In 2010, I wrote a post on the eve of my first day at the Sierra Club that I called “Sleepless in San Francisco.” Six years went by in a flash, and now both I and the Sierra Club are starting a new chapter — one you could call “Wide Awake in Oakland,” which is the home of our new national headquarters.
Crossing the San Francisco Bay to our new home after 124 years is a big move — but it’s one I feel great about. Although we had a long and eventful history in San Francisco, the Sierra Club has never been about any one place, and certainly not about any one city. Even in the 1890s, our members lived all over the Bay Area — including Oakland — and as far away as Southern California. When John Muir attended Club meetings, he took “the boat” from Oakland after riding on the train from his home in Martinez.
Muir spent some winters in San Francisco as a young man, but he lived for nature, wherever he found it. We think of him as rhapsodizing about mighty mountain ranges, but he also found time to admire the same Oakland hills that we can see from the windows of our new headquarters. He had plenty of time to admire them. When he finally made it to California in 1868, anxious to see Yosemite Valley, he decided against the “orthodox route” of train and stagecoach to the mountains. Instead, he took a boat across the bay and started walking south along what was then called “the Oakland Road” toward San Jose. From there he climbed Pacheco Pass for his first life-changing view of the distant Sierra Nevada.
I thought of Muir’s walk a few days ago when I joined a bunch of Sierra Club staff for a local service outing in Oakland’s Fruitvale neighborhood. We joined with a local grassroots community development group, The Unity Council, to spend the morning cleaning up a small local park named for Cesar Chavez. I bicycled from home to our rendezvous near the BART station, and then we all walked less than a mile to the park. Along the way, we crossed the old Oakland Road (now 14th St.) — the same road that John Muir used almost 150 years ago.
Much of the park was taken up with a new playground, a soccer pitch, and a basketball court. But toward the back was a short section of Oakland’s Peralta Creek. It briefly emerged from city culverts to flow through a shady, cool glade with butterflies and hummingbirds. It was beautiful — and prettier still after we hauled out a bicycle and other debris. Did John Muir stop to sit by this same creek to eat his usual lunch of bread? No one can say, but it’s certainly possible. What I am sure of is that Muir appreciated nature wherever he found it — not just in the granite “cathedrals” he found at the end of his long walk to Yosemite. Perhaps even more important — he believed that everyone should experience its beauty and that spending time in nature is good for you.
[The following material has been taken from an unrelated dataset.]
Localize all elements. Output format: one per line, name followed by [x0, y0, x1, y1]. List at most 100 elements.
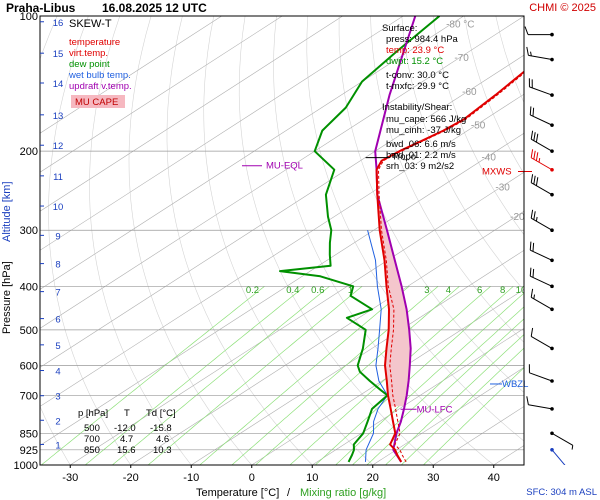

The Sierra Club has an amazing record when it comes to major lands protections like wilderness areas, national parks, and national monuments. What my day at the creek reminded me of, though, is the importance of nearby nature to any community.
We’ll never stop advocating for protecting the Arctic, the Grand Canyon, and other major landscapes. But from our new Oakland neighborhood, I’m looking forward to seeing the Sierra Club and our awesome volunteers do more to ensure that every kid has a creek, a meadow, or a hillside where they can experience the nature right around the corner.